C’est pourquoi différentes « techniques » furent utilisées pour permettre aux « enterrés » de communiquer depuis leurs cercueils via des « téléphones » ou « télégraphes », des signaux de fumée ou des lumières…  La première de ces solutions est l’œuvre de Franz Vester de belles Newark, New Jersey en 1868.  Si une personne se retrouvait enterrée dans un cercueil de la sécurité tel que celui de Vester, ses mains auraient été attachées à une corde qui serait reliée à une cloche à la surface… et en tirant sur la corde aurait fait sonner celle ci.

Quelques années plus tard  à Hoboken, Theodore Schroeder et Hermann Wuest ont obtenu un brevet pour un autre système de corde activant un dispositif sonore. Théoriquement, si les « morts » se réveillaient assez tôt et se signalaient suffisement longtemps afin que quelqu’un arrive à les déterrer l’idée pouvait être bonne. Ils ont donc amélioré un peu le système précedent : faire venir de l’air frais dans le cercueil et un autre système, électromagnétique celui ci, pour continuer à activer la cloche.

Autre exemple de l’ingéniosité en ce domaine, le Fearnaught joliment nommé Albert, un dispositif utilisant une corde autour du poignet des morts, mais cette fois-ci si la corde était attachée à un dispositif à ressort qui permettrait de dégager une drapeau lorsqu’il est activé par le bas.

Le concept suivant (de 1885) fut une légère variante sur la solution de la corde à main : la chaîne de doigts. Eh bien, il y avait aussi quelques trucs électromagnétiques impliquées, mais, fondamentalement, la chaîne sur le doigt avait comme principe d’activer une sonnette électrique…

Hubert Deveau oublia tous ces dispositifs à mains / doigts-exploité et construisit (breveté en 1894) un combo alerte-respiration relativement simple un tuyau qui pourrait être déplacé par la personne dans le cercueil qui aurait aussi permis de parler ou d’appeler à la surface… pour prévenir de la situation.

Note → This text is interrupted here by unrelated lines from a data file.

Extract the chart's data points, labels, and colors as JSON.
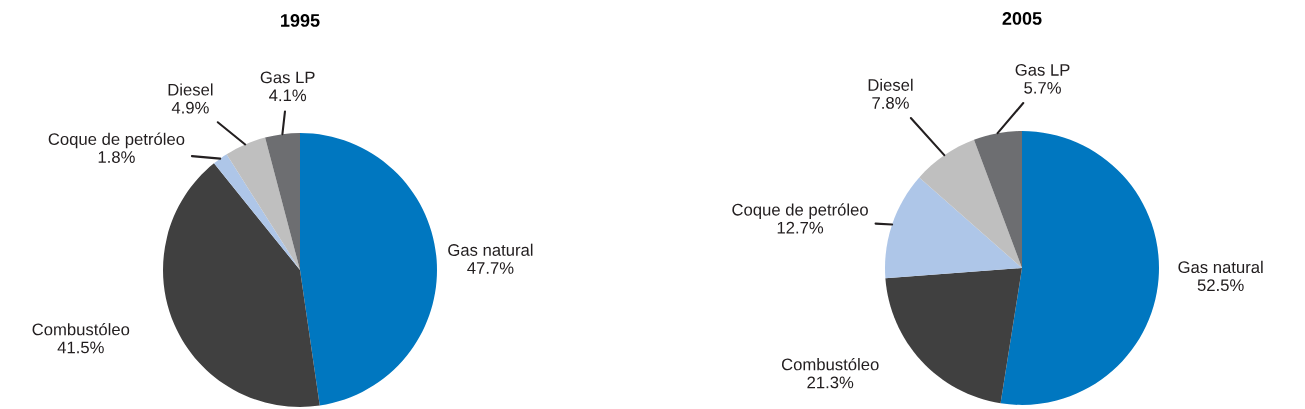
{
  "chart_data": [
    {
      "type": "pie",
      "title": "1995",
      "categories": [
        "Gas natural",
        "Combustóleo",
        "Coque de petróleo",
        "Diesel",
        "Gas LP"
      ],
      "values": [
        47.7,
        41.5,
        1.8,
        4.9,
        4.1
      ],
      "value_labels": [
        "47.7%",
        "41.5%",
        "1.8%",
        "4.9%",
        "4.1%"
      ],
      "colors": [
        "#0077c0",
        "#404040",
        "#aec6e8",
        "#bfbfbf",
        "#6d6e71"
      ]
    },
    {
      "type": "pie",
      "title": "2005",
      "categories": [
        "Gas natural",
        "Combustóleo",
        "Coque de petróleo",
        "Diesel",
        "Gas LP"
      ],
      "values": [
        52.5,
        21.3,
        12.7,
        7.8,
        5.7
      ],
      "value_labels": [
        "52.5%",
        "21.3%",
        "12.7%",
        "7.8%",
        "5.7%"
      ],
      "colors": [
        "#0077c0",
        "#404040",
        "#aec6e8",
        "#bfbfbf",
        "#6d6e71"
      ]
    }
  ]
}
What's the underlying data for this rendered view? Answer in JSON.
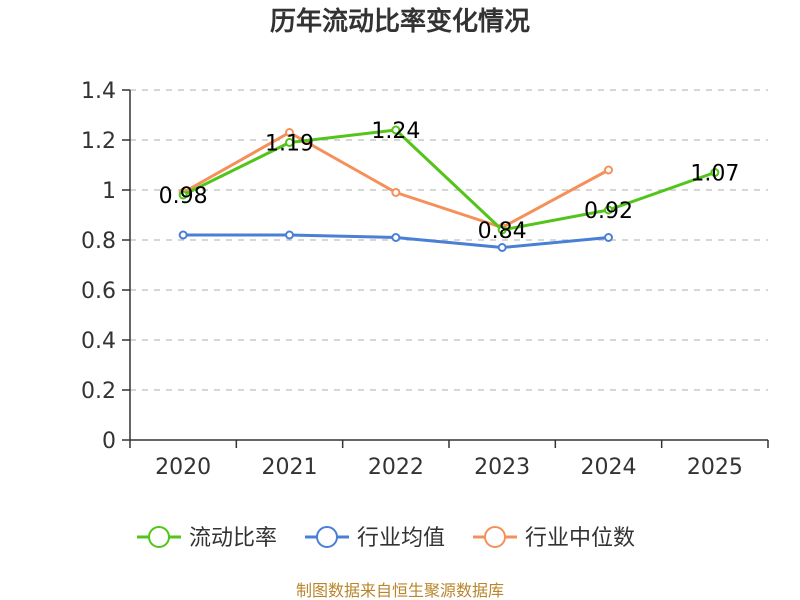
{
  "chart_data": {
    "type": "line",
    "title": "历年流动比率变化情况",
    "categories": [
      "2020",
      "2021",
      "2022",
      "2023",
      "2024",
      "2025"
    ],
    "ylim": [
      0,
      1.4
    ],
    "yticks": [
      "0",
      "0.2",
      "0.4",
      "0.6",
      "0.8",
      "1",
      "1.2",
      "1.4"
    ],
    "ytick_values": [
      0,
      0.2,
      0.4,
      0.6,
      0.8,
      1,
      1.2,
      1.4
    ],
    "grid": true,
    "legend_position": "bottom",
    "series": [
      {
        "name": "流动比率",
        "color": "#52c41a",
        "values": [
          0.98,
          1.19,
          1.24,
          0.84,
          0.92,
          1.07
        ],
        "labels": [
          "0.98",
          "1.19",
          "1.24",
          "0.84",
          "0.92",
          "1.07"
        ],
        "show_labels": true
      },
      {
        "name": "行业均值",
        "color": "#4a7fd6",
        "values": [
          0.82,
          0.82,
          0.81,
          0.77,
          0.81,
          null
        ],
        "show_labels": false
      },
      {
        "name": "行业中位数",
        "color": "#f5905a",
        "values": [
          0.99,
          1.23,
          0.99,
          0.85,
          1.08,
          null
        ],
        "show_labels": false
      }
    ]
  },
  "source": "制图数据来自恒生聚源数据库"
}
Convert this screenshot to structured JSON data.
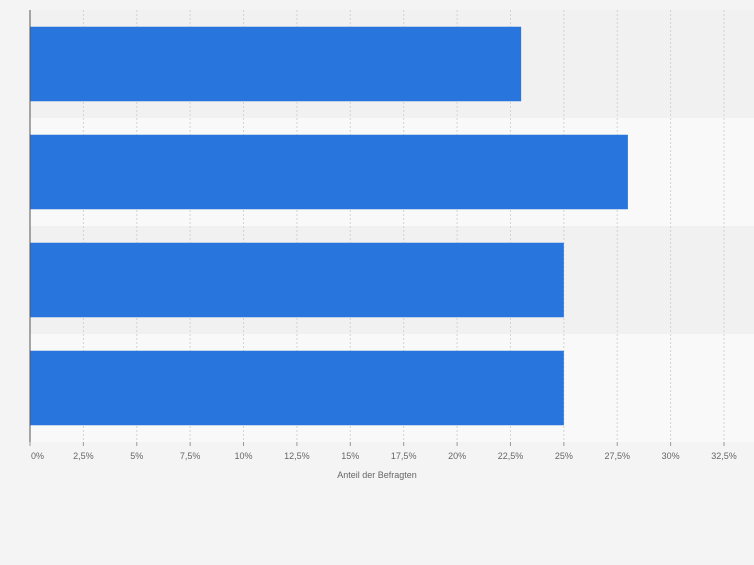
{
  "chart_data": {
    "type": "bar",
    "orientation": "horizontal",
    "categories": [
      "",
      "",
      "",
      ""
    ],
    "values": [
      23,
      28,
      25,
      25
    ],
    "xlabel": "Anteil der Befragten",
    "ylabel": "",
    "xlim": [
      0,
      32.5
    ],
    "ticks": [
      0,
      2.5,
      5,
      7.5,
      10,
      12.5,
      15,
      17.5,
      20,
      22.5,
      25,
      27.5,
      30,
      32.5
    ],
    "tick_labels": [
      "0%",
      "2,5%",
      "5%",
      "7,5%",
      "10%",
      "12,5%",
      "15%",
      "17,5%",
      "20%",
      "22,5%",
      "25%",
      "27,5%",
      "30%",
      "32,5%"
    ],
    "grid": true,
    "legend": "none",
    "bar_color": "#2876dd",
    "band_colors": [
      "#f1f1f1",
      "#f9f9f9"
    ]
  }
}
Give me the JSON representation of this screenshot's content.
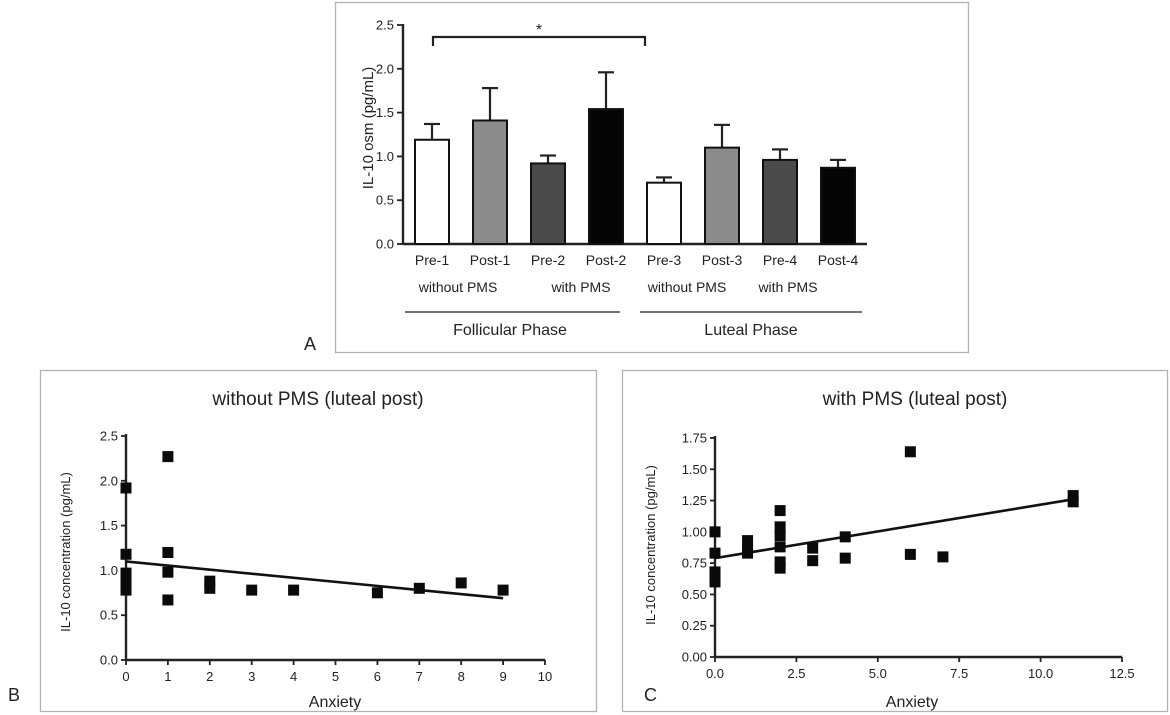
{
  "chart_data": [
    {
      "panel": "A",
      "type": "bar",
      "title": "",
      "ylabel": "IL-10 osm (pg/mL)",
      "ylim": [
        0,
        2.5
      ],
      "yticks": [
        "0.0",
        "0.5",
        "1.0",
        "1.5",
        "2.0",
        "2.5"
      ],
      "categories": [
        "Pre-1",
        "Post-1",
        "Pre-2",
        "Post-2",
        "Pre-3",
        "Post-3",
        "Pre-4",
        "Post-4"
      ],
      "values": [
        1.19,
        1.41,
        0.92,
        1.54,
        0.7,
        1.1,
        0.96,
        0.87
      ],
      "errors": [
        0.18,
        0.37,
        0.09,
        0.42,
        0.06,
        0.26,
        0.12,
        0.09
      ],
      "fills": [
        "#ffffff",
        "#8c8c8c",
        "#4a4a4a",
        "#050505",
        "#ffffff",
        "#8c8c8c",
        "#4a4a4a",
        "#050505"
      ],
      "groups": [
        "without PMS",
        "with PMS",
        "without PMS",
        "with PMS"
      ],
      "phases": [
        "Follicular Phase",
        "Luteal Phase"
      ],
      "significance": {
        "label": "*",
        "from": "Pre-1",
        "to": "Pre-3"
      }
    },
    {
      "panel": "B",
      "type": "scatter",
      "title": "without PMS (luteal post)",
      "xlabel": "Anxiety",
      "ylabel": "IL-10 concentration (pg/mL)",
      "xlim": [
        0,
        10
      ],
      "ylim": [
        0,
        2.5
      ],
      "xticks": [
        "0",
        "1",
        "2",
        "3",
        "4",
        "5",
        "6",
        "7",
        "8",
        "9",
        "10"
      ],
      "yticks": [
        "0.0",
        "0.5",
        "1.0",
        "1.5",
        "2.0",
        "2.5"
      ],
      "points": [
        [
          0,
          1.92
        ],
        [
          0,
          1.18
        ],
        [
          0,
          0.97
        ],
        [
          0,
          0.9
        ],
        [
          0,
          0.84
        ],
        [
          0,
          0.78
        ],
        [
          1,
          2.27
        ],
        [
          1,
          1.2
        ],
        [
          1,
          0.98
        ],
        [
          1,
          0.67
        ],
        [
          2,
          0.88
        ],
        [
          2,
          0.8
        ],
        [
          3,
          0.78
        ],
        [
          4,
          0.78
        ],
        [
          6,
          0.75
        ],
        [
          7,
          0.8
        ],
        [
          8,
          0.86
        ],
        [
          9,
          0.78
        ]
      ],
      "fit_line": [
        [
          0,
          1.1
        ],
        [
          9,
          0.69
        ]
      ]
    },
    {
      "panel": "C",
      "type": "scatter",
      "title": "with PMS (luteal post)",
      "xlabel": "Anxiety",
      "ylabel": "IL-10 concentration (pg/mL)",
      "xlim": [
        0,
        12.5
      ],
      "ylim": [
        0,
        1.75
      ],
      "xticks": [
        "0.0",
        "2.5",
        "5.0",
        "7.5",
        "10.0",
        "12.5"
      ],
      "yticks": [
        "0.00",
        "0.25",
        "0.50",
        "0.75",
        "1.00",
        "1.25",
        "1.50",
        "1.75"
      ],
      "points": [
        [
          0,
          1.0
        ],
        [
          0,
          0.83
        ],
        [
          0,
          0.68
        ],
        [
          0,
          0.6
        ],
        [
          1,
          0.93
        ],
        [
          1,
          0.87
        ],
        [
          1,
          0.83
        ],
        [
          2,
          1.17
        ],
        [
          2,
          1.04
        ],
        [
          2,
          0.97
        ],
        [
          2,
          0.88
        ],
        [
          2,
          0.76
        ],
        [
          2,
          0.71
        ],
        [
          3,
          0.87
        ],
        [
          3,
          0.77
        ],
        [
          4,
          0.96
        ],
        [
          4,
          0.79
        ],
        [
          6,
          1.64
        ],
        [
          6,
          0.82
        ],
        [
          7,
          0.8
        ],
        [
          11,
          1.29
        ],
        [
          11,
          1.24
        ]
      ],
      "fit_line": [
        [
          0,
          0.79
        ],
        [
          11,
          1.26
        ]
      ]
    }
  ]
}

L’un des aspects les plus… inquiétants de tous ces systèmes de signalement (dont certains furent utilisés) est qu’il n’existait… aucun système de sauvegarde, en clair si quelque chose n’allait pas comme prévu (genre tirer sur la corde comme un malade et la casser parce qu’enfermé dans un cercueil on peut virer un peu psychotique) eh bien… il n’y avait pas de deuxième chance.